India’s army chief has said the country should be prepared for a potential two-front war given China is flexing its muscles and there is little hope for reconciliation with Pakistan.
General Bipin Rawat referred to a recent 10-week standoff with the Chinese army in the Himalayas that ended last week. He said the situation could gradually snowball into a larger conflict on India’s northern border. Rawat said Pakistan on the western front could take advantage of such a situation.
The Press Trust of India news agency quoted Rawat’s remarks at a seminar organised by the Centre for Land Warfare Studies, a thinktank in New Delhi.
India fought a war with China in 1962 and three wars with Pakistan, two of them over control of Kashmir, since securing independence from Britain in 1947. All three countries are nuclear powers.
Rawat said credible deterrence did not take away the threat of war. “Nuclear weapons are weapons of deterrence. Yes, they are. But to say that they can deter war or they will not allow nations to go to war, in our context that may also not be true,” the news agency quoted him as saying.
India last week agreed to pull troops from the disputed Doklam plateau high in the Himalayas, where Chinese troops had started building a road. The 10-week standoff was the two nations’ most protracted in decades, and added to their longstanding strategic rivalry.
“We have to be prepared. In our context, therefore, warfare lies within the realm of reality,” Rawat said.

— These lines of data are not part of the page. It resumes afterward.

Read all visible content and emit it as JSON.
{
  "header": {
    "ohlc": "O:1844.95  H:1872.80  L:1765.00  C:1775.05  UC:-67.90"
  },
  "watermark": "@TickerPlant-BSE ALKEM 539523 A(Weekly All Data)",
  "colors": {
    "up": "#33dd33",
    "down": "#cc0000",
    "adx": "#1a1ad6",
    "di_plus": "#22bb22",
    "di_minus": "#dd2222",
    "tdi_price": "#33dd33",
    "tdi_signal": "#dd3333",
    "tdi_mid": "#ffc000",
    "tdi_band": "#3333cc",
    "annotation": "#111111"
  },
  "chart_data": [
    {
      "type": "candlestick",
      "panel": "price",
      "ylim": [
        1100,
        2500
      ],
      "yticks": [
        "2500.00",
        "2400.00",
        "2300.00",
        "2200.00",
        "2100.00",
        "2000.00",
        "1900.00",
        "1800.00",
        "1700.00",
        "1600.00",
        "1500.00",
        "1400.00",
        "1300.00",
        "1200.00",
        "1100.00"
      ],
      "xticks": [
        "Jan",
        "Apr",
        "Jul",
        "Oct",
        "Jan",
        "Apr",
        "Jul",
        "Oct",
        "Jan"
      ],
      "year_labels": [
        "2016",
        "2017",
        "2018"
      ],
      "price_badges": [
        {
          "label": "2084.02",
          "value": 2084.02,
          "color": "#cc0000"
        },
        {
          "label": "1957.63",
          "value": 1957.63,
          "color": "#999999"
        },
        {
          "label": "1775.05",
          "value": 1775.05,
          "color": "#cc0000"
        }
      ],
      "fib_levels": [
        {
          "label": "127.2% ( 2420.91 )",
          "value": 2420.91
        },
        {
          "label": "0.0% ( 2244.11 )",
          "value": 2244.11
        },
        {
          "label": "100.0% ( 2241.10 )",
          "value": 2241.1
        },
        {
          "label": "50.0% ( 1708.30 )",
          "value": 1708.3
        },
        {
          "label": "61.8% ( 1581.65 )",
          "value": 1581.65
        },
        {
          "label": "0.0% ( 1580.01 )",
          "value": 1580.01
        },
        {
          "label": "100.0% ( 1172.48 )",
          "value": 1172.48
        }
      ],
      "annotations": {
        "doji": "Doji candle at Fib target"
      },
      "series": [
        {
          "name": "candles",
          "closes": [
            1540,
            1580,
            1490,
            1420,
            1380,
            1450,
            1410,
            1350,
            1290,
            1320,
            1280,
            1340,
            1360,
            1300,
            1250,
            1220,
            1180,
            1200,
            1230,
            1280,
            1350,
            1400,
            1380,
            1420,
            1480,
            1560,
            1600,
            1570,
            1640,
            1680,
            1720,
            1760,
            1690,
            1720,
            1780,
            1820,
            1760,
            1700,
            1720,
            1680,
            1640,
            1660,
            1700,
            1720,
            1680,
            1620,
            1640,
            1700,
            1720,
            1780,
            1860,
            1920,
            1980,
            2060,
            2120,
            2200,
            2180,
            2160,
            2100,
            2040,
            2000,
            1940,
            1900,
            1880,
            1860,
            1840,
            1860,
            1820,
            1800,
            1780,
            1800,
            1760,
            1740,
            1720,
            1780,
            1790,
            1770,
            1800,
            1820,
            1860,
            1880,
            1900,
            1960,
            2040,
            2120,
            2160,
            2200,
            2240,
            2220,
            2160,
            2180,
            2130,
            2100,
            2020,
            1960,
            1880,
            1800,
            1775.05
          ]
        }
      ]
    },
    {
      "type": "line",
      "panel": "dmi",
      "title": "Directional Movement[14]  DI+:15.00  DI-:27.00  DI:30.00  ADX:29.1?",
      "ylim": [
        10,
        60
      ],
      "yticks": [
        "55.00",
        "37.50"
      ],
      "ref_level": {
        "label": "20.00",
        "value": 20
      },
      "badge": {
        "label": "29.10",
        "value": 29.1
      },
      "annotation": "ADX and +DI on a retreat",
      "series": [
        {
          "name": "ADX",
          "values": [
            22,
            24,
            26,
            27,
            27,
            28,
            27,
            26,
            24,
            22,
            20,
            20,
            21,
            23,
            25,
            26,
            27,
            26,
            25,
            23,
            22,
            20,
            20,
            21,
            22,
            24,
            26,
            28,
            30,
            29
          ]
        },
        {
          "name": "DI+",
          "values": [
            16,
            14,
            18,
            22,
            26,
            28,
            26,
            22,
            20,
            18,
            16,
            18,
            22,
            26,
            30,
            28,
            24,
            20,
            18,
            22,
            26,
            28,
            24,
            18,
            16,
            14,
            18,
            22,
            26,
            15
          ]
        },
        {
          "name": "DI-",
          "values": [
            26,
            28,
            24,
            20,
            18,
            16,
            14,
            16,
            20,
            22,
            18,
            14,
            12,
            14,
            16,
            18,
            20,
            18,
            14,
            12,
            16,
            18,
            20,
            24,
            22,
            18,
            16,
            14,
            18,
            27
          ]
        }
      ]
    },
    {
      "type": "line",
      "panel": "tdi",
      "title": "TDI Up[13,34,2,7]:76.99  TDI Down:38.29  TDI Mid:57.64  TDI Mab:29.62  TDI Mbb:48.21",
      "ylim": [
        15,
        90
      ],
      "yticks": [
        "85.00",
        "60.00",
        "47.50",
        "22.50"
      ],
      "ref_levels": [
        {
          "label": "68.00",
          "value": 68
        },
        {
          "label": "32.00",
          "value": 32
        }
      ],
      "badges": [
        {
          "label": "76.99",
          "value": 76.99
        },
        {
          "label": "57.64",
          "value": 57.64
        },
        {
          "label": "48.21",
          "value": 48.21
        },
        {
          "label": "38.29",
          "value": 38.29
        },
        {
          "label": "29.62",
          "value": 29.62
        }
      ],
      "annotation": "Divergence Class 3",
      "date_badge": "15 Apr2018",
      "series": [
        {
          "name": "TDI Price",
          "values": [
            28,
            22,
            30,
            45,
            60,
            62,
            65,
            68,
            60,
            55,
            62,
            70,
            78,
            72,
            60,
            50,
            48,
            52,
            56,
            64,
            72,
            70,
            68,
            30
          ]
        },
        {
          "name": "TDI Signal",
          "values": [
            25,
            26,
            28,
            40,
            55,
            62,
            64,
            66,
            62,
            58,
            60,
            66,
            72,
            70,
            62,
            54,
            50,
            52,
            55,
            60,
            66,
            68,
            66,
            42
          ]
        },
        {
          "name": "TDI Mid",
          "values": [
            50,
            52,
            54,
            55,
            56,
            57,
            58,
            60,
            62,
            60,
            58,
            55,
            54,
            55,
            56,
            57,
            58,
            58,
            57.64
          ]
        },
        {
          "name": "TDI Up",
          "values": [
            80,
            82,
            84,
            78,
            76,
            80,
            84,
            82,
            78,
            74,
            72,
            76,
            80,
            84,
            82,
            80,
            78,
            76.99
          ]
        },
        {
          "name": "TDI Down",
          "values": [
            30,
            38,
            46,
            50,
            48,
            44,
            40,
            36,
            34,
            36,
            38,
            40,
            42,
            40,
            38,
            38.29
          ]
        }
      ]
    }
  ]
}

His comments came a day after India’s Prime Minister, Narendra Modi, and China’s president, Xi Jinping, agreed on a “forward-looking” approach to Sino-India ties, putting behind the Doklam standoff.
Xi and Modi met on the sidelines of a summit of the Brics emerging economies in the south eastern Chinese port city of Xiamen. The BRICS nations are Brazil, Russia, India, China and South Africa.